The discovery of the new driver is a clear indication that the Duqu authors are continuing their mission, said Thakur. “No amount of public awareness about Duqu has deterred them from using it to accomplish their objective.”
“I think when you invest as much money as invested into Duqu and Stuxnet to create this flexible framework, it’s impossible to simply throw it away and start from zero,” said Costin Raiu, director of Kaspersky Lab’s global research and analysis team. “We always said that future variants of Duqu and Stuxnet will most likely be based on the same platform, but with enough changes to make them undetectable by security software. Indeed, this is the case here.”
The source code of the new driver has been reshuffled and compiled with a different set of options than those used in previous versions. It also contains a different subroutine for decrypting the configuration block and loading the malware’s body.

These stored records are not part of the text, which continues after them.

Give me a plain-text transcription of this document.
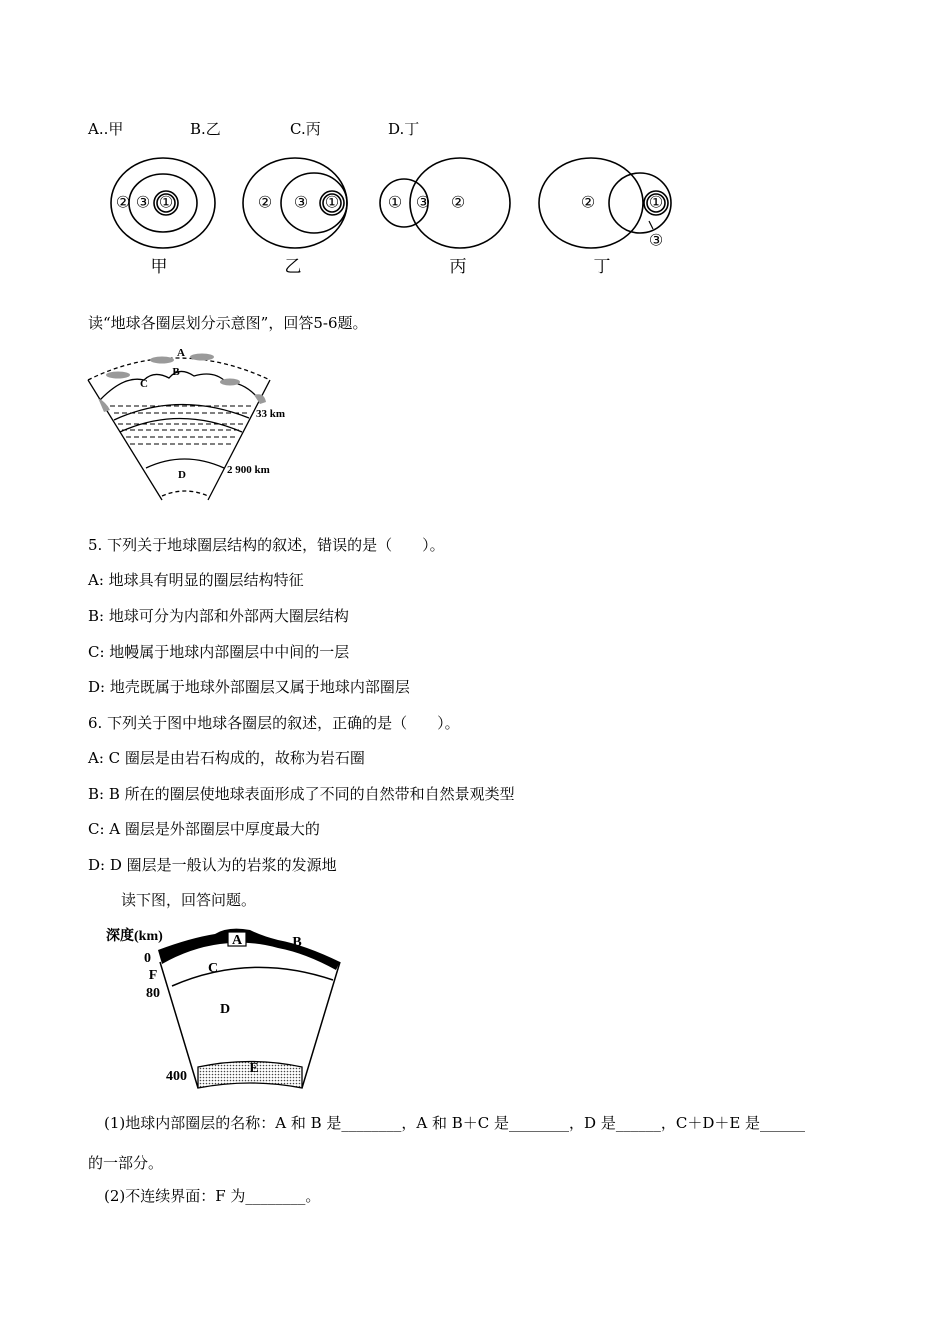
A..甲	B.乙	C.丙	D.丁
② ③ ①	② ③ ①	① ③ ②	②	①
③
甲	乙	丙	丁
读“地球各圈层划分示意图”，回答5-6题。
A
B
C
D
33 km
2 900 km
5. 下列关于地球圈层结构的叙述，错误的是（　　）。
A: 地球具有明显的圈层结构特征
B: 地球可分为内部和外部两大圈层结构
C: 地幔属于地球内部圈层中中间的一层
D: 地壳既属于地球外部圈层又属于地球内部圈层
6. 下列关于图中地球各圈层的叙述，正确的是（　　）。
A: C 圈层是由岩石构成的，故称为岩石圈
B: B 所在的圈层使地球表面形成了不同的自然带和自然景观类型
C: A 圈层是外部圈层中厚度最大的
D: D 圈层是一般认为的岩浆的发源地
读下图，回答问题。
A	B
C
D
E
F
深度(km)
0
80
400
(1)地球内部圈层的名称：A 和 B 是________，A 和 B＋C 是________，D 是______，C＋D＋E 是______
的一部分。
(2)不连续界面：F 为________。
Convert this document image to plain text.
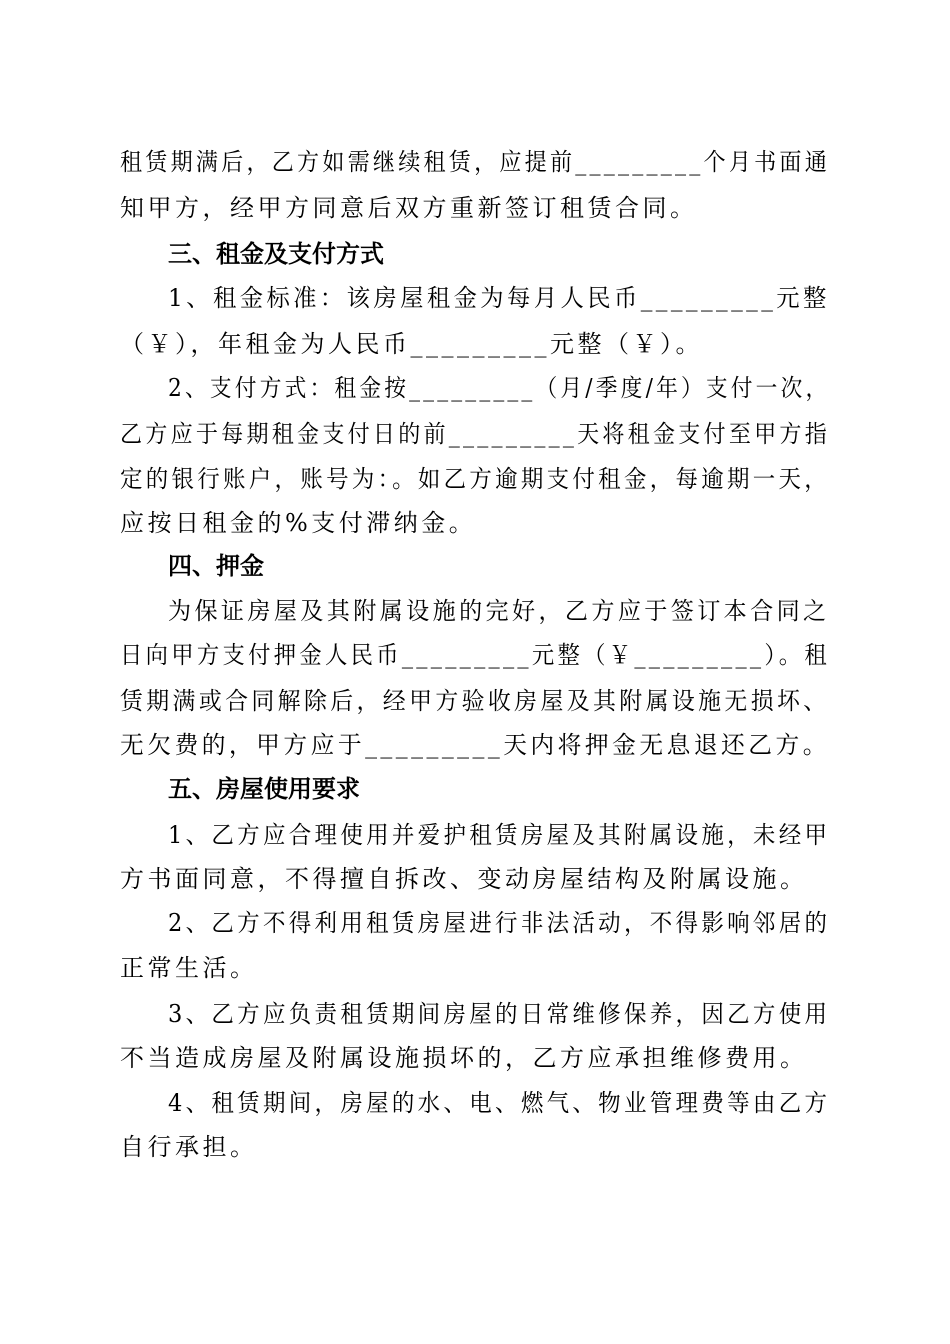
租赁期满后，乙方如需继续租赁，应提前_________个月书面通
知甲方，经甲方同意后双方重新签订租赁合同。
三、租金及支付方式
1、租金标准：该房屋租金为每月人民币_________元整
（￥），年租金为人民币_________元整（￥）。
2、支付方式：租金按_________（月/季度/年）支付一次，
乙方应于每期租金支付日的前_________天将租金支付至甲方指
定的银行账户，账号为：。如乙方逾期支付租金，每逾期一天，
应按日租金的%支付滞纳金。
四、押金
为保证房屋及其附属设施的完好，乙方应于签订本合同之
日向甲方支付押金人民币_________元整（￥_________）。租
赁期满或合同解除后，经甲方验收房屋及其附属设施无损坏、
无欠费的，甲方应于_________天内将押金无息退还乙方。
五、房屋使用要求
1、乙方应合理使用并爱护租赁房屋及其附属设施，未经甲
方书面同意，不得擅自拆改、变动房屋结构及附属设施。
2、乙方不得利用租赁房屋进行非法活动，不得影响邻居的
正常生活。
3、乙方应负责租赁期间房屋的日常维修保养，因乙方使用
不当造成房屋及附属设施损坏的，乙方应承担维修费用。
4、租赁期间，房屋的水、电、燃气、物业管理费等由乙方
自行承担。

“We have seen this technique in October 2011, when the Duqu drivers were recompiled and bundled with new encryption subroutines, following the public disclosure,” Raiu said.
The Duqu variant most likely uses a new command and control (C&C) server, since all previously known ones were shut down on Oct. 20, 2011, Raiu said. However, neither Symantec nor Kaspersky researchers know the exact address of the new server, because they don’t have the component that contains that information.
“We do not have the full Duqu body, only the loader in the form of the driver. The loader does not contact the C&C directly, it only loads the main body which is stored in encrypted form,” Raiu said.
Even if the new server would be known, it would probably be configured in a manner that it wouldn’t allow anyone to get too close to the real attackers, Thakur said. The Duqu authors are confident that the malware will remain non-attributable, he said.
The organizations targeted by the new version are also unknown at the moment, but they’re probably the same ones as in previous variants, Raiu said.